Closed PolMine closed 4 years ago
The problem of processzing zero values for left and/or right context had been adressed a while ago. This unit test checks whether everywhing works as expected.
test_that(
"identity of phrase detection of decode-workflow and Cooccurrences workflow",
{
a <- corpus("GERMAPARLMINI") %>%
decode(p_attribute = "word", s_attribute = character(), to = "data.table", verbose = FALSE) %>%
ngrams(n = 2L, p_attribute = "word") %>%
pmi(observed = count("GERMAPARLMINI", p_attribute = "word"))

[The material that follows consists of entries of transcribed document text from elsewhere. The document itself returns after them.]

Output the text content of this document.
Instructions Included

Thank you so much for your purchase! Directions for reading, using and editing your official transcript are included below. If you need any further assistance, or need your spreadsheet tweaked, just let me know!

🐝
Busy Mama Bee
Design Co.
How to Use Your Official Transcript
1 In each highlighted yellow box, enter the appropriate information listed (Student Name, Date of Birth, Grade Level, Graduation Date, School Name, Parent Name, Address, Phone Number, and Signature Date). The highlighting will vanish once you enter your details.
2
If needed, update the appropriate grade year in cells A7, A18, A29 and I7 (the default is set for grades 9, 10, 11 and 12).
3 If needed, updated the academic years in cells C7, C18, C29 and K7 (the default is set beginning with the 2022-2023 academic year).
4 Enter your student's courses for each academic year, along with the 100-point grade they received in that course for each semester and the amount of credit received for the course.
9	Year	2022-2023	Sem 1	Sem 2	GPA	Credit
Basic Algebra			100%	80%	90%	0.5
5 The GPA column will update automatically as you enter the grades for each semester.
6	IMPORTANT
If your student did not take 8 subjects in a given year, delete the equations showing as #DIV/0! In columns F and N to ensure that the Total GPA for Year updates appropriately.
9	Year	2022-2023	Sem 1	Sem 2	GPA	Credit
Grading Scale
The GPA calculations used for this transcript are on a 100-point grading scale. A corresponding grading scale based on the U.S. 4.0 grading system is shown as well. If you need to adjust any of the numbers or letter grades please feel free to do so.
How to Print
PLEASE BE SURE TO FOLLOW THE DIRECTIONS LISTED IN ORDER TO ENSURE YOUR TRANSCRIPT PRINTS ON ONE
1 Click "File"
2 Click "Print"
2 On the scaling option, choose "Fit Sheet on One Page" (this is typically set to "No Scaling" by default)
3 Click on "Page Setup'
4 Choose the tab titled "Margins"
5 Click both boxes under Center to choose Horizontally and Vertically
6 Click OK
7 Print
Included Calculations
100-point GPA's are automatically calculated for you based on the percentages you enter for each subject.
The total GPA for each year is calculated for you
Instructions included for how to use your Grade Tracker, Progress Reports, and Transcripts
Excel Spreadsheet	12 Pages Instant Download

b <- Cooccurrences("GERMAPARLMINI", p_attribute = "word", left = 0L, right = 1L, verbose = FALSE) %>%
decode() %>%
pmi()
a_min <- subset(a, ngram_count == 5L) %>% slot("stat") %>% data.table::setorderv(cols = c("word_1", "word_2"))
b_min <- subset(b, ab_count == 5L) %>% slot("stat") %>% data.table::setorderv(cols = c("a_word", "b_word"))
expect_identical(nrow(a_min), nrow(b_min))
expect_identical(a_min[["word_1"]], b_min[["a_word"]])
expect_identical(a_min[["word_2"]], b_min[["b_word"]])
}
)
Not a problem if you just want to prepare term-cooccurrence matrices, but for phrase detection (bigram detection), this would be necessary.